Regulations can be theoretically justified. Proponents simply need to show that expected benefits will be greater than likely costs.
That’s the good news. The bad news is that very few examples of red tape pass this simple test.
The net result is that we get lots of costly rules and regulations, but few if any benefits.
Some sectors of the economy are especially disadvantaged by excessive red tape.
Today, we’re going to add housing to the list of sectors hurt by red tape. But we’re not going to focus on the cumulative impact of regulation. Instead, let’s look at how just one small slice of red tape is having a big negative effect.
Here are some excerpts from a New York Times column about elevator red tape by Stephen Jacob Smith.
Through my research on elevators, I got a glimpse into why so little new housing is built in America and why what is built is often of such low quality and at high cost. …These challenges are at the root of a mounting housing crisis that has spread to nearly every part of the country and is damaging our economic productivity… Special interests here have run wild with an outdated, inefficient, overregulated system. …New elevators outside the U.S. are typically sized to accommodate a person in a large wheelchair plus somebody standing behind it. American elevators have ballooned to about twice that size, driven by a drip-drip-drip of regulations, each motivated by a slightly different concern — first accessibility, then accommodation for ambulance stretchers, then even bigger stretchers. …Architects have dreamed of modular construction for decades, in which entire rooms are built in factories and then shipped on flatbed trucks to sites, for lower costs and greater precision. But we can’t even put elevators together in factories in America, because the elevator union’s contract forbids even basic forms of preassembly and prefabrication that have become standard in elevators in the rest of the world.

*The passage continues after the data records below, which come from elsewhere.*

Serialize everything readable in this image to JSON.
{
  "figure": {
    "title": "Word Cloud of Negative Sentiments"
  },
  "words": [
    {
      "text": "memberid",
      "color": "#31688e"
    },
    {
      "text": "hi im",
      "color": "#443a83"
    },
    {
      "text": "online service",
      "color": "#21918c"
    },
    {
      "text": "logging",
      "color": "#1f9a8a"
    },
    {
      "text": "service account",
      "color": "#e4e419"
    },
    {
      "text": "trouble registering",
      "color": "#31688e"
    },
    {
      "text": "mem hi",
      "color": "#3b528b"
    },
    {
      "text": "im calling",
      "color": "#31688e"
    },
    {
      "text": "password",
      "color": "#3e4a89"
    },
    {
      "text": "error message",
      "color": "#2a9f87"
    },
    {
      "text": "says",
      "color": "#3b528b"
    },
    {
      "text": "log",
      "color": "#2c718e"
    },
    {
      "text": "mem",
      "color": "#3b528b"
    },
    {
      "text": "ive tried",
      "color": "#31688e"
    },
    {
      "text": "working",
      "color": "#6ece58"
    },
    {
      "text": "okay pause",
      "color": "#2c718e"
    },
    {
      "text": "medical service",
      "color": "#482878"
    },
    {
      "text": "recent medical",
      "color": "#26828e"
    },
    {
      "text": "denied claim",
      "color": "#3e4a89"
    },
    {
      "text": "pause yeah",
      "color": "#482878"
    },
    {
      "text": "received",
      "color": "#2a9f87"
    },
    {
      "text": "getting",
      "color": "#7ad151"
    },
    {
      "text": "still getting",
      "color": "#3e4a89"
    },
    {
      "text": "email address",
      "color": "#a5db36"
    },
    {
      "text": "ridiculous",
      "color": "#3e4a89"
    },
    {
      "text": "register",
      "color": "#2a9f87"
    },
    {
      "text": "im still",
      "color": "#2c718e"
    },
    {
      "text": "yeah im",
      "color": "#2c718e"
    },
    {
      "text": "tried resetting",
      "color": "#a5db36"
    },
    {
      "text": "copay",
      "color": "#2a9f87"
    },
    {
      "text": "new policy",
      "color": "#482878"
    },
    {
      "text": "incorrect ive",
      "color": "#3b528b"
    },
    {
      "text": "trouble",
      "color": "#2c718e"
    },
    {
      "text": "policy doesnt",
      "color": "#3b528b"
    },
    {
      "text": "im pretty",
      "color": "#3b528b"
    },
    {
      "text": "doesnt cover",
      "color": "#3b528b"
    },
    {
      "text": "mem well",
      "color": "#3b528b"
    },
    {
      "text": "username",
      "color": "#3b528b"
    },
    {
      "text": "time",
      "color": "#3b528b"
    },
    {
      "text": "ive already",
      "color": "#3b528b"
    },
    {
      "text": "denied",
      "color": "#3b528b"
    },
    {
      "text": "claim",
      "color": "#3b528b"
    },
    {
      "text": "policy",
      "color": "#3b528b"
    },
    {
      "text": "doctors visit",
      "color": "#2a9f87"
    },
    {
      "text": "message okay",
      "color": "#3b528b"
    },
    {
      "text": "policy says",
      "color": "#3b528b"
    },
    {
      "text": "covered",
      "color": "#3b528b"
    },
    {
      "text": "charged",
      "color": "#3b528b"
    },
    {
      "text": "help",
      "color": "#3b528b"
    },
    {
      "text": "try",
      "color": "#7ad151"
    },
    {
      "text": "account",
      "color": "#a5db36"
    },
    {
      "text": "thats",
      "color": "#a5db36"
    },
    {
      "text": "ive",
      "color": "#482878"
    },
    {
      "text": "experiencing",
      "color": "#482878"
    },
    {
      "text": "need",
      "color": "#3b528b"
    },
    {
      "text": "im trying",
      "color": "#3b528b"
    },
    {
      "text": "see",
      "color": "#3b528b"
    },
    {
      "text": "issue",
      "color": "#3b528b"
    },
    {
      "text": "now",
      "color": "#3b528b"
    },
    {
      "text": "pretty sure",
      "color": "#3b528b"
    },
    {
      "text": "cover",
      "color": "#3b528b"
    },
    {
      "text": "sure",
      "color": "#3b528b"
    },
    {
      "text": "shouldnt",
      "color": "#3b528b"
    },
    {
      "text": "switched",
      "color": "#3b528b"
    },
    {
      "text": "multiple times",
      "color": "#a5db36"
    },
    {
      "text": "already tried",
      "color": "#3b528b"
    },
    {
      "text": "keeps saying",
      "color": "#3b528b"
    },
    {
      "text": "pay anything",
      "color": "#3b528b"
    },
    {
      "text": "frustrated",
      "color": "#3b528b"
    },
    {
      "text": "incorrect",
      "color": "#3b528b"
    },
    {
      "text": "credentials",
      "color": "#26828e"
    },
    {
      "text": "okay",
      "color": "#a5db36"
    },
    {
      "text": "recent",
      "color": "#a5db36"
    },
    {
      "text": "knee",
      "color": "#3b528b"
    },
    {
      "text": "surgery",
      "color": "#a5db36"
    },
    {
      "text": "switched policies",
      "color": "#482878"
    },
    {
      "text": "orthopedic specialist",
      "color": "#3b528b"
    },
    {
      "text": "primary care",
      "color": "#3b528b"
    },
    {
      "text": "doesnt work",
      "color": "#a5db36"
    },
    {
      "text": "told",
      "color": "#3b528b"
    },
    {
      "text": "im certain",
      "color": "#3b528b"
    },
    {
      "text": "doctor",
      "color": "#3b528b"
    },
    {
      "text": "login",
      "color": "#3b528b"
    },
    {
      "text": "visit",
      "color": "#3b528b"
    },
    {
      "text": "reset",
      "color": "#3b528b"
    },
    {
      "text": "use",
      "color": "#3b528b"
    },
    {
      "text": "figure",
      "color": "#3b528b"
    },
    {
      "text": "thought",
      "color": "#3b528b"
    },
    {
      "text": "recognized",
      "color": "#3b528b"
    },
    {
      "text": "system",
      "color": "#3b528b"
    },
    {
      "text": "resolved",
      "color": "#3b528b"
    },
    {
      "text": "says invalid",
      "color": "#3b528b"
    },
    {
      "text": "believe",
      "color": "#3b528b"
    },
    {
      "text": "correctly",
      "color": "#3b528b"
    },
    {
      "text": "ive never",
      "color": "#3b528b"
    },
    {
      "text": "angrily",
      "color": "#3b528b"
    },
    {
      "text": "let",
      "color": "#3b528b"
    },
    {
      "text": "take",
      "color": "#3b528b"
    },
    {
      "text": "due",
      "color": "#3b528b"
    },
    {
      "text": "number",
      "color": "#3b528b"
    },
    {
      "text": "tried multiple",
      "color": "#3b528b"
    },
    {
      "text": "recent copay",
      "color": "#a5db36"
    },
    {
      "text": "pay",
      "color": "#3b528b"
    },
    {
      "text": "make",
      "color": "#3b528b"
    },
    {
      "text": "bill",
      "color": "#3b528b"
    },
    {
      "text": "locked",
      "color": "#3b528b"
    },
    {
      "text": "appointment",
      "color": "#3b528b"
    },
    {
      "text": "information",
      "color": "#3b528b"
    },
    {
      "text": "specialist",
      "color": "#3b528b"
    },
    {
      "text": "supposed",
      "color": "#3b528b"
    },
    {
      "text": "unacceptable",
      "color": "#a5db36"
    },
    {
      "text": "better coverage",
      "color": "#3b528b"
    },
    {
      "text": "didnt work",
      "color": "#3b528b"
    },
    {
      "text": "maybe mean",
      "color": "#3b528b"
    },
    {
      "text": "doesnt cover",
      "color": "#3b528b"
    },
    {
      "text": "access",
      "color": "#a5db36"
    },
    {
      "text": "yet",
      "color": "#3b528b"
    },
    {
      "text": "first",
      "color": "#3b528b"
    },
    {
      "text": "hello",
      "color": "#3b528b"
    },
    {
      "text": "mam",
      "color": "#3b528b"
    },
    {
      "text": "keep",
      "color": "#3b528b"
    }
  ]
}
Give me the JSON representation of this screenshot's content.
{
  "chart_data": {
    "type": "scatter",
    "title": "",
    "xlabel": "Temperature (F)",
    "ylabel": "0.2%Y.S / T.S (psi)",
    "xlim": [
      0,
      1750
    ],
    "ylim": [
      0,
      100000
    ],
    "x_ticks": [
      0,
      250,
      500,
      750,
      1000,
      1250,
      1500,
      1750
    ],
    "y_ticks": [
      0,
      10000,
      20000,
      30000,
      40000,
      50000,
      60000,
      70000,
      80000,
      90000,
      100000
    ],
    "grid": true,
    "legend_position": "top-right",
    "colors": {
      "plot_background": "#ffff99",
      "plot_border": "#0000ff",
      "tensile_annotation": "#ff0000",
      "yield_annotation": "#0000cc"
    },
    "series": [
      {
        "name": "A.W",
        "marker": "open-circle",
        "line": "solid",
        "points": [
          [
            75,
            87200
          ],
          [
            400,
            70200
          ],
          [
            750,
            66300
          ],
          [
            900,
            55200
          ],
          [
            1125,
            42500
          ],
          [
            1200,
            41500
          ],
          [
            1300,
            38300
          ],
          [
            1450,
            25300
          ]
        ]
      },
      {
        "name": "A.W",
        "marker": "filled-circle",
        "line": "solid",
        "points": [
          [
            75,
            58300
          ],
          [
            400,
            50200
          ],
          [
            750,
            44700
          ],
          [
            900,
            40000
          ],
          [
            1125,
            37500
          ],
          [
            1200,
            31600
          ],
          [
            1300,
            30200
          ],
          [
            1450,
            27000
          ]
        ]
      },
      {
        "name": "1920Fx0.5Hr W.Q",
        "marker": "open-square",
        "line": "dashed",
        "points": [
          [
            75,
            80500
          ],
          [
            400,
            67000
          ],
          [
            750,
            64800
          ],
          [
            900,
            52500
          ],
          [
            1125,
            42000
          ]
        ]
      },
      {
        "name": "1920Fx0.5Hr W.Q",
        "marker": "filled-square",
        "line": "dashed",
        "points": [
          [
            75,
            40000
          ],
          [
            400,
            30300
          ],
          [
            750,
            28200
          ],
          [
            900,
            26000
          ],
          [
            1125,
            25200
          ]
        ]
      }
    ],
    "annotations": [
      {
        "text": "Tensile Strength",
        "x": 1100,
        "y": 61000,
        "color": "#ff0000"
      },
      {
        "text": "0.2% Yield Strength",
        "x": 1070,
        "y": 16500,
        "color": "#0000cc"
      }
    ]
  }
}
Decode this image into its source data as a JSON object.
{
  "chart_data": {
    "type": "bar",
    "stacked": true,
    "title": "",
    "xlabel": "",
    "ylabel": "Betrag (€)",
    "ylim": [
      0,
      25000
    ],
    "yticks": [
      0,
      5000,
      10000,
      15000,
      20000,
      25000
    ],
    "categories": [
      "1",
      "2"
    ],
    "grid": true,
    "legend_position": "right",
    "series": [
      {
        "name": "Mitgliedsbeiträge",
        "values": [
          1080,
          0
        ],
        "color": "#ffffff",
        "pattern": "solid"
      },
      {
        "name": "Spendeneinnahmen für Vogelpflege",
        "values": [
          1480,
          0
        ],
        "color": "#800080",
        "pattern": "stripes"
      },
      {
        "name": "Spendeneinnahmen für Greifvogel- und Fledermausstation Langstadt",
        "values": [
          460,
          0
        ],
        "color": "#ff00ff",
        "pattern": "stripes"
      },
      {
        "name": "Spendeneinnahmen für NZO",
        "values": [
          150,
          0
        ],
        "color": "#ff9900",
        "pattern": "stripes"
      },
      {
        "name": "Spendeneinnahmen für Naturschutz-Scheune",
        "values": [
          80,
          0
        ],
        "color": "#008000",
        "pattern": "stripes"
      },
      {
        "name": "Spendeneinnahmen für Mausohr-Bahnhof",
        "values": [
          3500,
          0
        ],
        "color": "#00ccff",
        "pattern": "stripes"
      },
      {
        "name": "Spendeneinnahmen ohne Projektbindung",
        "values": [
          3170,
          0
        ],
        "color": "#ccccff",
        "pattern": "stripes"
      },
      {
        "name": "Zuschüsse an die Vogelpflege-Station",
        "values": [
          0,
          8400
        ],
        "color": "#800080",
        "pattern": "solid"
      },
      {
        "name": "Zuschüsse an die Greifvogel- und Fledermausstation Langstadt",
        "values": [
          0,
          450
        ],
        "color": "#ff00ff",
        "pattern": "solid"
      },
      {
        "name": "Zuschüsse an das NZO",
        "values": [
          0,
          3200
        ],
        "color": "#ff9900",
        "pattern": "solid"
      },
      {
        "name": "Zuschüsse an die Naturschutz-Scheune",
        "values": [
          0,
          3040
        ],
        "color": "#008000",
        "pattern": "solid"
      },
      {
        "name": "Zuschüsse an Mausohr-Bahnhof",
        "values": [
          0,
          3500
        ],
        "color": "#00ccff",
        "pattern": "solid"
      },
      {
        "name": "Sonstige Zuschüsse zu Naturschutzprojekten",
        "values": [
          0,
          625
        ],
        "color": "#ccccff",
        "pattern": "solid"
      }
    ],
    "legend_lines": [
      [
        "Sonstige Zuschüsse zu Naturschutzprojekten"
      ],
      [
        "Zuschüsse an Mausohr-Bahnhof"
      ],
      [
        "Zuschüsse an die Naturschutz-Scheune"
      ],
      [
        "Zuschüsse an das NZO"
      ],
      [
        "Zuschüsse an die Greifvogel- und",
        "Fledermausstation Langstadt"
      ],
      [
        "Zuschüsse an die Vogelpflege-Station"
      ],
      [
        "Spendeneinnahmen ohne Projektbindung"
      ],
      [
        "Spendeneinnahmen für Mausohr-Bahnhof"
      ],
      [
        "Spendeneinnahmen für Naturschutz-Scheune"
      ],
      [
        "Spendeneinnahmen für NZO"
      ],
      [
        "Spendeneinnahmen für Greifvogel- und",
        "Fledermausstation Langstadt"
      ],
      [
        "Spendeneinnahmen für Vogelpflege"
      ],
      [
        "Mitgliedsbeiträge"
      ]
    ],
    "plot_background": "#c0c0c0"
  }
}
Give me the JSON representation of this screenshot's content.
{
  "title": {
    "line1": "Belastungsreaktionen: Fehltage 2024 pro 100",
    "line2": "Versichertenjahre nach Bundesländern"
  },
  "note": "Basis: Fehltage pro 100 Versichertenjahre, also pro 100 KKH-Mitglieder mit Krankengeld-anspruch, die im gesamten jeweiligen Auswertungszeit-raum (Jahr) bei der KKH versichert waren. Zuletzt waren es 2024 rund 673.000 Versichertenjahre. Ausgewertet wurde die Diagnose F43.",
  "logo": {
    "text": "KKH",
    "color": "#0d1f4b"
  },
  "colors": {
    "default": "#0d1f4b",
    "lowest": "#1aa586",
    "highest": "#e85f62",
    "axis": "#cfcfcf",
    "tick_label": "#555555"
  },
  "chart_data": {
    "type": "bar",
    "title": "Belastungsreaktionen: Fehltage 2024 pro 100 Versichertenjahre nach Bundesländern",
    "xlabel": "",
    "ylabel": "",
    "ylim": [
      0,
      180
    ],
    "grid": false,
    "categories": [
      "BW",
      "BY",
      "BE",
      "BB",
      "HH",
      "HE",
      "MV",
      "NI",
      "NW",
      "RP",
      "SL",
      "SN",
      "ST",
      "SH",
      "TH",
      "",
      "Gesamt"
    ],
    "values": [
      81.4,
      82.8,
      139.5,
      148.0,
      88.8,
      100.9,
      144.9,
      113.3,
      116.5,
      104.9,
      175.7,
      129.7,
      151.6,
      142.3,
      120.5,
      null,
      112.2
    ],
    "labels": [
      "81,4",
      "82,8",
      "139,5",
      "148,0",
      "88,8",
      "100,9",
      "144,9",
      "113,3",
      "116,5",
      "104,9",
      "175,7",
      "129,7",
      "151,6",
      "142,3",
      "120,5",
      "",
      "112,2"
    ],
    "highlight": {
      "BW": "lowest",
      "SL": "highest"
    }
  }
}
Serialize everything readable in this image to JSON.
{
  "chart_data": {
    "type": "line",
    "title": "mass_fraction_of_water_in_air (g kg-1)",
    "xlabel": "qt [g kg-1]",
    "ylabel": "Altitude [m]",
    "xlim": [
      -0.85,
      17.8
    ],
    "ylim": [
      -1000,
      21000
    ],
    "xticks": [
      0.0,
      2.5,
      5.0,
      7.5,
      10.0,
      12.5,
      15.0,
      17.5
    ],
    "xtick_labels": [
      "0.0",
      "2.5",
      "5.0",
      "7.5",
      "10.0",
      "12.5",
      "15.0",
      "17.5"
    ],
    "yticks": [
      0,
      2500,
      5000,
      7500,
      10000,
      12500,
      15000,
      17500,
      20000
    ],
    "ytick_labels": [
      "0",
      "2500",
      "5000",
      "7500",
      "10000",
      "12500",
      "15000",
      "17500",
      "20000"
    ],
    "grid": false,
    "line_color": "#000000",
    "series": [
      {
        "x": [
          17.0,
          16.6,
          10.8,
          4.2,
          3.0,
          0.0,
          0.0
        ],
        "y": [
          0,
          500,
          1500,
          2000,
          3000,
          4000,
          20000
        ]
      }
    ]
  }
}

The most persuasive parts of his column involve comparisons with Europe.
Just like the U.S. pays far too much to build mass transit, we also pay far too much for elevators.
With around one million of them, the United States is tied for total installed devices with Italy and Spain. …Switzerland and New York City have roughly the same population, but the lower-rise alpine country has…twice as many passenger elevators. …Behind the dearth of elevators in the country that birthed the skyscraper are eye-watering costs. A basic four-stop elevator costs about $158,000 in New York City, compared with about $36,000 in Switzerland. A six-stop model will set you back more than three times as much in Pennsylvania as in Belgium. Maintenance, repairs and inspections all cost more in America, too. …America’s reputation for unbridled capitalism and a stereotype of Europe as a backwater of overregulation are often turned on their head in the construction sector. …Adopting the European elevator standard would open up the market to more competition and parts.
By the way, the solution is not to mandate the European regulatory approach, but rather to utilize “mutual recognition” so that builders can opt for that approach.
Though I think mutually reinforcing private regulation would be the best of all worlds.
Sadly, the United States suffers instead from the worst of all worlds. Absurdly expensive regulation combined with special favoritism for unions.
I’ll close by wondering why there are not states and cities in the United States showing how to fix this problem?
If both the Washington Post and Alexandria Ocasio-Cortez can be occasionally sensible on regulatory issues, surely a governor like DeSantis or Reynolds can take the lead on elevator deregulation?